Des études ont montré que ces multiples couches de pression, lorsqu'elles ne sont pas gérées correctement, peuvent avoir un impact négatif sur le processus de négociation et sur toutes les personnes impliquées. Savoir gérer la pression est devenu une compétence essentielle, non seulement pour les travailleurs humanitaires sur le terrain, mais aussi pour leurs responsables et les organisations dans leur ensemble.
Pour en savoir plus sur les outils disponibles pour soutenir les travailleurs de l'humanitaire, le CCHN s'est entretenu avec Chamutal Afek Eitam, professionnelle de l'humanitaire, formatrice, chercheuse et experte en résilience.
Chamutal est une professionnelle de l'humanitaire depuis plus de vingt ans, ayant travaillé dans divers endroits, notamment au Kosovo, en Érythrée, au Sri Lanka, en Haïti et en République démocratique du Congo. Depuis 2019, elle est la directrice de l'apprentissage et du programme de formation du Projet de résilience basé sur la contemplation à l' Institut Garrison International, une organisation de formation et de recherche à but non lucratif axée sur le bien-être du personnel humanitaire et la résilience. Elle finalise son doctorat en apprentissage organisationnel, évaluations et aide humanitaire.
Chamutal a partagé avec nous quelques conseils essentiels pour se préparer, gérer et se remettre de négociations sous haute pression tout en prenant soin de son bien-être. Continue de lire et clique sur chaque en-tête pour en savoir plus.
A. Être conscient de son état d'esprit
Reconnaitre que nous agissons sous pression
"En tant qu'humanitaires, nous avons tendance à vivre dans un état constant de combat ou de fuite, même lorsque nous ne sommes pas en danger, et nous souffrons de la pression que nous nous imposons", explique Chamutal. "Il est scientifiquement démontré que cela interfère avec notre capacité à penser logiquement".
La perception d'une menace (qu'elle soit réelle ou imaginaire) active le système nerveux sympathique et prépare le corps à réagir. Bien qu'il s'agisse d'un excellent mécanisme de survie en cas d'urgence, vivre dans un état d'alerte permanent peut être éprouvant et dommageable pour le corps.
Reconnaître que, dans de nombreux cas, nous manifestons nous-mêmes l'état "d'agir sous pression" est une première étape cruciale pour la gérer.
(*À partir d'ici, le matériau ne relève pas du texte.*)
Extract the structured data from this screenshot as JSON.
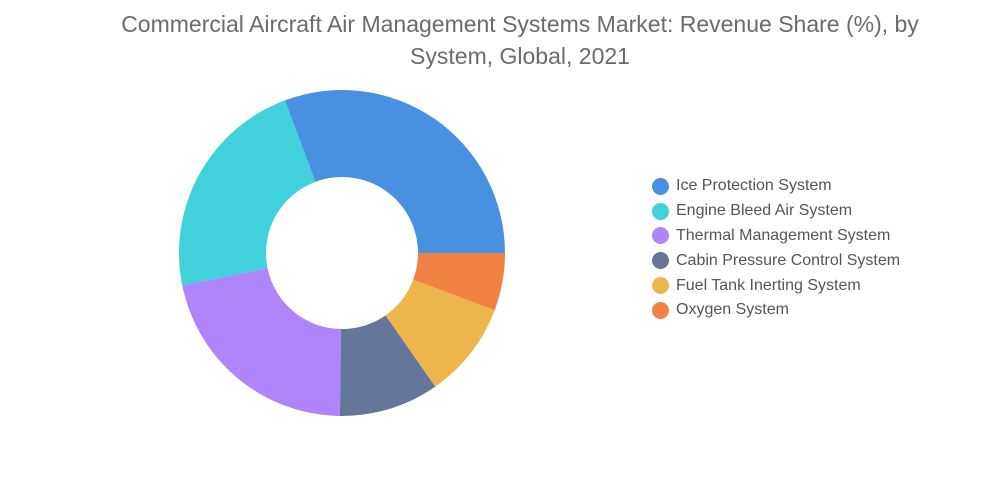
{
  "chart_data": {
    "type": "pie",
    "title": "Commercial Aircraft Air Management Systems Market: Revenue Share (%), by\nSystem, Global, 2021",
    "donut": true,
    "legend_position": "right",
    "series": [
      {
        "name": "Ice Protection System",
        "value": 30.7,
        "color": "#4a90e2"
      },
      {
        "name": "Engine Bleed Air System",
        "value": 22.5,
        "color": "#40d1da"
      },
      {
        "name": "Thermal Management System",
        "value": 21.6,
        "color": "#b084fb"
      },
      {
        "name": "Cabin Pressure Control System",
        "value": 9.9,
        "color": "#65769a"
      },
      {
        "name": "Fuel Tank Inerting System",
        "value": 9.6,
        "color": "#ecb64c"
      },
      {
        "name": "Oxygen System",
        "value": 5.7,
        "color": "#f28243"
      }
    ]
  }
}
Une fois que l'on commence à faire intentionnellement de petites pauses pour respirer et se réaccorder à nouveau au cours de la journée, la pratique devient naturelle, et on s'aperçoit que nous avons plus de contrôle et de choix sur notre réaction aux situations difficiles. Tout comme pour l'entraînement de n'importe quel autre muscle, on peut entraîner notre esprit à réagir en connaissance de cause au lieu d'être soumis aux réactions automatiques et physiologiques du corps.
Reconnaître et traiter les pensées et les processus émotionnels intérieurs et extérieurs est également la toute première étape de l'ABC de la résilience. Selon ce concept, la prise de conscience est la condition essentielle pour équilibrer nos comportements et nos attitudes et, en fin de compte, pour nous connecter à notre environnement et aux autres.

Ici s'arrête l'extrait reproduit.